Rogers Communications has not recognized Edward Rogers’ appointments to the company's board of directors this weekend. | Image Courtesy Rogers Communications

The wife of late Rogers Communications Inc. founder Ted Rogers has issued a statement to Globe and Mail, explaining her decision to reverse course on her son Edward’s plan to ouster CEO Joe Natale, a report says.

The report said Loretta Rogers, who is siding with her daughters Melinda Rogers-Hixon and Martha Rogers in their dispute with Edward over who is in control of Rogers Communications’ board of directors, told the Canadian publication that she was initially misled by her son about Natale’s performance as CEO.

Edward Rogers said in a court affidavit filed Tuesday in B.C. Supreme Court that he had discussed Natale’s removal with Loretta Rogers and Martha Rogers as early as last month, and both his mother and sister had supported his decision to replace Natale with CFO Tony Staffieri at a Sept. 22 board meeting.

However, the latest report said Loretta Rogers felt she was not given the “full, complete and accurate” data on Natale’s performance by Edward Rogers and fellow board member Alan Horn prior to the Sept. 22 meeting. She noted that, once she “was able to confer with independents,” she gained a fuller understanding of the situation and reversed course.

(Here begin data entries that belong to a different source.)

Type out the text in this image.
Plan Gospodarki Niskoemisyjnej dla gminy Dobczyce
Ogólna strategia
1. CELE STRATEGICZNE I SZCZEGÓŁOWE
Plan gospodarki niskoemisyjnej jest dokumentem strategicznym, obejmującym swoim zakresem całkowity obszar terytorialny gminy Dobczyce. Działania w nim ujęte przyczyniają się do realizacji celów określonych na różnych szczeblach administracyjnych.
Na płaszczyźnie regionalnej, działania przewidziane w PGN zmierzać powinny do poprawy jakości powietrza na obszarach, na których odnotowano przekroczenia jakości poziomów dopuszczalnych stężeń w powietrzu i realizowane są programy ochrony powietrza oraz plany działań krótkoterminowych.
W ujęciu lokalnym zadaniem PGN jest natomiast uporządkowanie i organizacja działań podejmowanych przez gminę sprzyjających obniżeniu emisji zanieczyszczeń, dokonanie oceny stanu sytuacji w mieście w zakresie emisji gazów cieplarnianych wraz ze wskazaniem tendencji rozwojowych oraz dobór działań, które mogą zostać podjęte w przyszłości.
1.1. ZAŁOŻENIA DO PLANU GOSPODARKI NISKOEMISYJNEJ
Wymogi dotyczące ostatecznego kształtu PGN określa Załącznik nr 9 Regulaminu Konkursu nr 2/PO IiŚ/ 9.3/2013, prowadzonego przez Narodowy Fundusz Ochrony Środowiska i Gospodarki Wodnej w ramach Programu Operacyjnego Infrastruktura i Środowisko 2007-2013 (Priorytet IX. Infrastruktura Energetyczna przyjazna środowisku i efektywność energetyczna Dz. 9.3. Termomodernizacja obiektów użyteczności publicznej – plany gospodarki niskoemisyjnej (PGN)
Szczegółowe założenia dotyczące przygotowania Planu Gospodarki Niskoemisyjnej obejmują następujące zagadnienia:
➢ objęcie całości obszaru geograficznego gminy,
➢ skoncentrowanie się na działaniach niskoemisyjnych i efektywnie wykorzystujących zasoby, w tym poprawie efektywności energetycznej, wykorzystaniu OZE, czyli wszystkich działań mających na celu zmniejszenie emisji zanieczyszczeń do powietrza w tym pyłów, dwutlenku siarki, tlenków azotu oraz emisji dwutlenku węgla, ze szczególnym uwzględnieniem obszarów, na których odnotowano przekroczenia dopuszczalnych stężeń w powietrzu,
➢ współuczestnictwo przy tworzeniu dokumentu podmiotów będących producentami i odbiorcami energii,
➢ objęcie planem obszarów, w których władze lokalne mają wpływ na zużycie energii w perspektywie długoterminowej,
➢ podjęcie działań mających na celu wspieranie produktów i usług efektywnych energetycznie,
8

The report added that Loretta Rogers, Martha Rogers and Melinda Rogers-Hixon all fully support keeping Natale at the helm as Rogers Communications CEO. That conforms to a statement issued by the company Saturday, stating the firm "unequivocally support Joe Natale as CEO and support his management team" while emphasizing that "no other group of individuals has any authority to purport to act as the Board of Directors of Rogers Communications Inc."

Edward Rogers is filing a petition in B.C. Supreme Court to order Rogers Communications to comply with his re-election as company board chair this past Sunday – as well as his naming of five new directors and the removal of five directors opposing his decision on Natale.

The case affidavit says that, following a change of heart by other members of the Rogers family at a Sept. 29 meeting, Rogers Communications’ board voted (without Edward Rogers) to keep Natale and fire Staffieri instead. When Edward Rogers opposed the move, another board meeting took place on Oct. 21 where he was voted out as Rogers Communications’ board chair – replaced by John A. MacDonald.

In response, Edward Rogers – who maintained his position as the chair of the Rogers family trust that controls the company’s voting shares – cited articles in the B.C. Business Corporations Act allowing him to make changes to Rogers Communications’ board without holding a shareholders’ meeting. He then dismissed five board members (including MacDonald) and replaced them with five new directors, then held a meeting where he was voted back in as chair of Rogers Communications’ board.

Rogers Communications has not recognized Edward Rogers’ moves to this point. As of Tuesday, the company’s website continues to list the five directors Edward Rogers dismissed as board members – including MacDonald.

The situation, which essentially created two competing boards claiming control over Canada’s largest telecom company, has send Rogers Communications shares dramatically lower this week – and analysts say there is now concern the high-profile case may affect the company’s $26-billion acquisition of Shaw Communications announced in March. That deal remains under regulatory assessment.